Venue: Kings Cross Theatre (Kings Cross NSW), Oct 8 – 22, 2016
Playwright: Dennis Kelly
Director: Michael Abercromby
Cast: Josh Brennan, Grace Victoria
Image by Rupert Reid
Louise and Mark are locked in a bunker. We are not quite sure how they got there, but we know that it is the male of the pair who is calling the shots. It could be the apocalypse, and the end of the world is a complex matter for those who survive. Dennis Kelly’s After The End is a quirky, but dark, story about the atrocities that happen in a world where nobody thinks that they’re the bad guy.
Although its contexts are dramatic, its plot is simple and unfortunately, a predictable one. There is discernible concerted effort put into creating tension for the staging, but only its later sequences are able to captivate, and when we do become engaged, it is the portrayal of violence that draws us in, rather than inherent ideas that can seem superficial, with insufficient provocative power. Some of the play’s mysteries could be more effectively manipulated, but both performers (Josh Brennan and Grace Victoria) are remarkably focused, well-rehearsed and enthusiastically present.

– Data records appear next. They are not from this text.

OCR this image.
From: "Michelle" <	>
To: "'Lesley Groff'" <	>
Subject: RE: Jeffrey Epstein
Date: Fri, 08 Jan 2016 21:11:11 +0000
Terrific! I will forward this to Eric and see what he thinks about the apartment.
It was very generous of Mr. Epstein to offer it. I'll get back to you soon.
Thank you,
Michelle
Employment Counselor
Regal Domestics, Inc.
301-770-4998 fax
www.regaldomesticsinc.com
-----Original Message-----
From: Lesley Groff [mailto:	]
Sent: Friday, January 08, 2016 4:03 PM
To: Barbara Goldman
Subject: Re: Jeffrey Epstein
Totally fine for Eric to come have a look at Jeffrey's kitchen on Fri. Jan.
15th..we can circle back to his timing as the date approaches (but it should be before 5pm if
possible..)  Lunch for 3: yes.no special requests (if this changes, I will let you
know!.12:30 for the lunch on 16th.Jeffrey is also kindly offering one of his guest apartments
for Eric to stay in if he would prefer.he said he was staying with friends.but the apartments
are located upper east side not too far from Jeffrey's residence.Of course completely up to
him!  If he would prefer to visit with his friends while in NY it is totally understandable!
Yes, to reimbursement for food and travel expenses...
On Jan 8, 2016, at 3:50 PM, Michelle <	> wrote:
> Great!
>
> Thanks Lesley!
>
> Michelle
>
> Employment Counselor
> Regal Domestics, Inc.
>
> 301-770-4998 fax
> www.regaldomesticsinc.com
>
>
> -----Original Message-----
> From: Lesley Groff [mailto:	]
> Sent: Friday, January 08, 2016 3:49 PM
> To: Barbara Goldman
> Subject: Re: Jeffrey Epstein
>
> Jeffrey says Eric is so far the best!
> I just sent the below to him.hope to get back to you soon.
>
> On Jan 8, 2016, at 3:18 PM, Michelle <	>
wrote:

In After The End, a woman is made victim when she finds herself waking up in an environment completely controlled by a man. Unable to negotiate a renewal of circumstances that will provide a level playing field, Louise is forced into combat for the top dog position, squarely on Mark’s terms. Determined for his desires to dominate their microcosm, Mark’s impositions are a representation of the obstacles that feminists are up against, and reason for the deterioration of advancements that had been made. It is a pessimistic view that the play proffers, but an accurate depiction of a state of affairs where everybody loses, if we perpetuate that status quo.